Nearly two years have passed since U.K. construction giant Carillion collapsed, but the saga continues to send shockwaves throughout the global construction industry.
One of the largest impacts the case has had is in shedding light on the sector’s cash flow crunch and an epidemic of late payments to contractors and subcontractors.
In cases like Carillion, analysts have raised concerns that large conglomerates are intentionally withholding payments to take advantage of capital float — to the dismay of smaller players and professionals in the market. But Scott Wolfe, CEO of Levelset (formerly known as Zlien), told PYMNTS that market fragmentation is holding up B2B cash flows, even as larger contractors or lenders want to disburse payments down the supply chain.
“Small businesses are the fabric of the construction industry,” he said. “They’re also in the thick of these payment pains. On one project, you’ll have a mega player — a big general contractor or a lender — but you have 150 fragmented tiny players who are overlooked with respect to the payments problem.”
That fragmentation creates significant friction points and bottlenecks in the payments process. In the construction space, a complex web of data and document exchange must occur before B2B payments can be approved and completed, and with so much occurring on paper, late payments are almost inevitable.
Regulation Steps In
In the U.K., incidents like Carillion have led to a string of regulatory efforts designed to encourage faster B2B payments in the construction vertical and beyond. One of those is the Prompt Payment Code, a voluntary code that large corporates can sign to vow to pay their small vendors more quickly.
One of the largest challenges of the initiative, however, is its enforcement limitations. The government has introduced measures, including a name-and-shame approach to warning suppliers about companies that have a history of paying suppliers late, as well as restrictions on whether late payers can bid on government contracts.
Wolfe also noted that these efforts introduce the same type of effect that platforms like Yelp and Glassdoor have had on the consumer and professional workforce markets. In short, they add an incentive for corporates to pay their suppliers on time.
“I think it’s an important part of taking incentives that naturally exist in the marketplace to make sure that the workforce of subcontractors are paid quickly,” Wolfe said.
Encouraging Speed
What’s important to acknowledge, however, is that malicious late payments are not the norm for the construction sector. Rather, Wolfe noted, contractors and other large players in the market have other motivations to accelerate payments to their “subs” (subcontractors).

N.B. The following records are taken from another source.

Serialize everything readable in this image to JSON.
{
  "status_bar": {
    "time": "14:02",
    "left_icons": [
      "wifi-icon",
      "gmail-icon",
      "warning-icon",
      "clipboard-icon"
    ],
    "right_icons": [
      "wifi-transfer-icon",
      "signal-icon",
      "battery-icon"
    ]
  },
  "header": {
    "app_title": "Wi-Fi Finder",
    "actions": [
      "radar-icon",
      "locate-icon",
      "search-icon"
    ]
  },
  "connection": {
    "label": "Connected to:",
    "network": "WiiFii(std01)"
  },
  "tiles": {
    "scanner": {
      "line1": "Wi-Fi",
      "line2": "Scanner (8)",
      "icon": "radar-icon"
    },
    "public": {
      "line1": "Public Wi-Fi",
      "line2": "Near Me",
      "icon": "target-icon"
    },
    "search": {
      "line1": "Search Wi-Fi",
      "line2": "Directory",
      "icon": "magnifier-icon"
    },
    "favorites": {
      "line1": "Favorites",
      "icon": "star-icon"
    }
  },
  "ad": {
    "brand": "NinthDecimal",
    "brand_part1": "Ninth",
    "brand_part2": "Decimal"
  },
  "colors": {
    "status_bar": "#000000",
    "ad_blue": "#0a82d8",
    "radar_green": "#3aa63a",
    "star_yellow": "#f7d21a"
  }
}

“In large part, what I find of the industry is that contractors want to pay their subs, and pay them fast, because there’s a labor shortage out there, and they are competing for subs just like employers compete for talent,” he said. “Contractors, owners and developers want their workforce — which are the subcontractors — to not be starving for cash.”
It’s up to technology providers like Levelset to remove those barriers to the faster payment capabilities that these businesses in the construction sector want, he said.
There is growing demand in the industry for such tools, with investors recently backing Levelset’s own technology aimed at accelerating B2B cash flow in the construction arena in a reflection of that market opportunity. The company announced last week $30 million in funding led by Horizons Ventures, with S3 Ventures, Altos Ventures, Operating Venture Capital, Michael Gollner, and Brick & Mortar Ventures’ Darren Bechtel also participating.
“You’re starting to see investment really get momentum in this category,” said Wolfe. “It’s really fantastic for the industry that so much investment is starting to go into this, and it compounds. At first, it’s a trickle. And then you have a ton of money to innovate in this area, and I think you’ll start to see some really interesting innovations pop out that can make an impact on this messy and painful problem.”
Critical to removing barriers to faster payment is enabling digitization and automation within the workflow and document management side of a transaction before any payment ever occurs. That’s where Levelset operates, and while Wolfe said the company isn’t not interested in enabling the actual payment to occur within its platform, the company will continue to focus its efforts on removing those pre-transaction barriers to getting subcontractors paid more quickly.
It’s less important to define and dictate a certain electronic payment tool, like ACH or commercial cards, to enable faster payments, Wolfe said. Rather, what’s key is overall digitization, which includes migrating companies off paper checks onto any ePayment solution, and digitizing the document workflow before payment to accelerate approvals.
According to Wolfe, it’s up to technology to find the greatest motivators for industry participants to adopt faster B2B construction payment habits.
“Technology needs to really draw out those incentives for faster payments in order to change the paradigm,” he said.